A la ley 26.061 le preocupa la voz del niño en el ámbito procedimental -sea de índole judicial como administrativo-, de conformidad con lo expresado en el art. 27 al afirmar que “Los Organismos del Estado deberán garantizar a las niñas, niños y adolescentes en cualquier procedimiento judicial o administrativo que los afecte (…) los siguientes derechos y garantías: a) A ser oído ante la autoridad competente cada vez que así lo solicite la niña, niño o adolescente; b) A que su opinión sea tomada primordialmente en cuenta al momento de arribar a una decisión que lo afecte; c) A ser asistido por un letrado preferentemente especializado en niñez y adolescencia desde el inicio del procedimiento judicial o administrativo que lo incluya. En caso de carecer de recursos económicos el Estado deberá asignarle de oficio un letrado que lo patrocine; d) A participar activamente en todo el procedimiento; e) A recurrir ante el superior frente a cualquier decisión que lo afecte “.

            No se pone en duda que la propia adopción constituye un procedimiento judicial que “afecta” al pretenso adoptado.
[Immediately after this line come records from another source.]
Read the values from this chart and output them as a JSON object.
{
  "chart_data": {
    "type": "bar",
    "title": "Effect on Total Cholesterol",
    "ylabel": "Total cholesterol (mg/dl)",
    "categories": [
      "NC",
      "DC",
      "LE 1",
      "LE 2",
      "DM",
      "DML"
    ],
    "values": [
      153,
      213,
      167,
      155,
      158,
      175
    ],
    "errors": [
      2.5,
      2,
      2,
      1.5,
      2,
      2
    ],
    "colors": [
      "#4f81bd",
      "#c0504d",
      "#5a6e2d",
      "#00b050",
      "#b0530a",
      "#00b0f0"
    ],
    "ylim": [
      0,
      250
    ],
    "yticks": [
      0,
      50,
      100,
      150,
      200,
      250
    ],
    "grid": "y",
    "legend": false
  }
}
Por lo cual el articulado en análisis es aplicable en toda su extensión. De conformidad con éste, y en el mismo sentido que lo he expresado en torno al consentimiento para la adopción, entiendo que se podría establecer un límite de edad –el que sería meramente indicativo-, por lo cual la normativa debería dejar abierta la posibilidad de permitir al adoptado ser parte antes de la edad fijada en atención al grado de madurez alcanzado.

            Aquí también es importante la exteriorización de una voluntad a tal efecto mediante el “solicitar” como otra pauta indicativa de madurez y como acto para defender por sí mismo el derecho a la identidad.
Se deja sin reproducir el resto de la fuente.